Because the trial court erred in denying Johnson’s motion to suppress, and because the admission of Officer Morales’s gun and ammunition was not harmless beyond a reasonable doubt, I would reverse Johnson’s convictions.
. Because I would dispose of the appeal based on the suppression motion, I do not *372address whether or not the trial court abused its discretion in denying the motion for a new trial.
. People v. Batista, 88 N.Y.2d 650, 649 N.Y.S.2d 356, 672 N.E.2d 581, 583 (1996).
. Or.Rev.Stat. § 131.605(3) (2011).
. Webster’s Third New International Dictionary 912 (2002).
. Graham v. Connor, 490 U.S. 386, 396, 109 S.Ct. 1865, 104 L.Ed.2d 443 (1989); United States v. Sokolow, 490 U.S. 1, 7, 109 S.Ct. 1581, 104 L.Ed.2d 1 (1989).
. I would not hold that in all cases the inception of a frisk is an officer’s physical contact with a suspect. I am conscious of the potential to create a perverse incentive for officers to prolong the period of time between when they have ordered a suspect to assume a frisk position and when the officer actually contacts the suspect. Cf. United States v. Christian, 187 F.3d 663, 670 (D.C.Cir.1999) (assessing a search under Terry v. Ohio, 392 U.S. 1, 88 S.Ct. 1868, 20 L.Ed.2d 889 (1968), from the moment of the stop because "[o]therwise, we might create a perverse incentive for an arresting officer to prolong the period during which the arrestee is kept in an area where he could pose a danger to the officer” (internal quotation marks omitted)). I am also mindful that certain circumstances not present here may affect the point where police cross the line between "consent and coercion” so critical to Fourth Amendment analysis. Jackson v. United States, 805 A.2d 979, 987 (D.C.2002). My analysis is limited to the facts before us and only holds that, at the latest, the frisk here began when Officer Harvey manipulated Johnson's person.

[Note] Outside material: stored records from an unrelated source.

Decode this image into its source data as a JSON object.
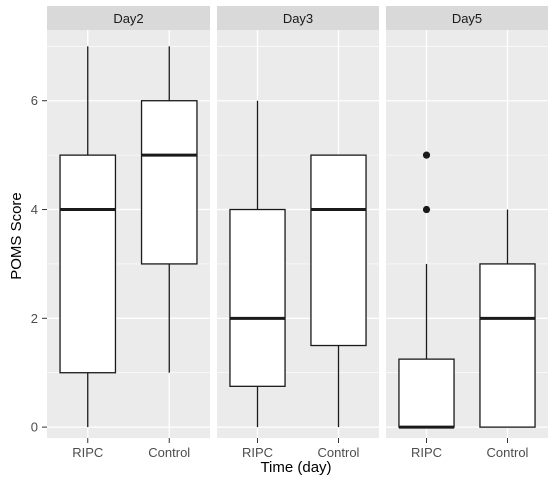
{
  "chart_data": {
    "type": "boxplot",
    "xlabel": "Time (day)",
    "ylabel": "POMS Score",
    "ylim": [
      -0.2,
      7.3
    ],
    "y_ticks": [
      0,
      2,
      4,
      6
    ],
    "categories": [
      "RIPC",
      "Control"
    ],
    "grid": true,
    "colors": {
      "panel_bg": "#EBEBEB",
      "strip_bg": "#D9D9D9",
      "grid": "#FFFFFF",
      "box_fill": "#FFFFFF",
      "box_line": "#1A1A1A"
    },
    "panels": [
      {
        "label": "Day2",
        "boxes": [
          {
            "group": "RIPC",
            "min": 0,
            "q1": 1,
            "median": 4,
            "q3": 5,
            "max": 7,
            "outliers": []
          },
          {
            "group": "Control",
            "min": 1,
            "q1": 3,
            "median": 5,
            "q3": 6,
            "max": 7,
            "outliers": []
          }
        ]
      },
      {
        "label": "Day3",
        "boxes": [
          {
            "group": "RIPC",
            "min": 0,
            "q1": 0.75,
            "median": 2,
            "q3": 4,
            "max": 6,
            "outliers": []
          },
          {
            "group": "Control",
            "min": 0,
            "q1": 1.5,
            "median": 4,
            "q3": 5,
            "max": 5,
            "outliers": []
          }
        ]
      },
      {
        "label": "Day5",
        "boxes": [
          {
            "group": "RIPC",
            "min": 0,
            "q1": 0,
            "median": 0,
            "q3": 1.25,
            "max": 3,
            "outliers": [
              4,
              5
            ]
          },
          {
            "group": "Control",
            "min": 0,
            "q1": 0,
            "median": 2,
            "q3": 3,
            "max": 4,
            "outliers": []
          }
        ]
      }
    ]
  }
}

. Officer Harvey testified that he doubted the story because he did not readily see any diapers in the car, but he also did not thoroughly examine the car and could not see into the trunk.
. Because the “reasonableness of official suspicion must be measured by what the officers knew before they conducted their search,” Florida v. J.L., 529 U.S. 266, 271, 120 S.Ct. 1375, 146 L.Ed.2d 254 (2000) (emphasis added), the fact that Johnson provided a fake name — which Officer Harvey clearly did not know at the time — cannot be considered in determining whether or not the frisk was supported by reasonable, articulable suspicion.
. Johnson's girlfriend put the car into “try and locate” status on either June 5th or June 6th, and Johnson was stopped on June 14th. Thus, even if she had not reported the car returned, the car was not due to be upgraded to "stolen” for at least another day. Officer Harvey’s reliance on the possibility that the car was "stolen” — because its status change might have been overdue — was thus factually incorrect.
. Although Johnson told the police he had purchased the gun, he refused to identify the seller, which the prosecutor argued provided a reason to doubt his story.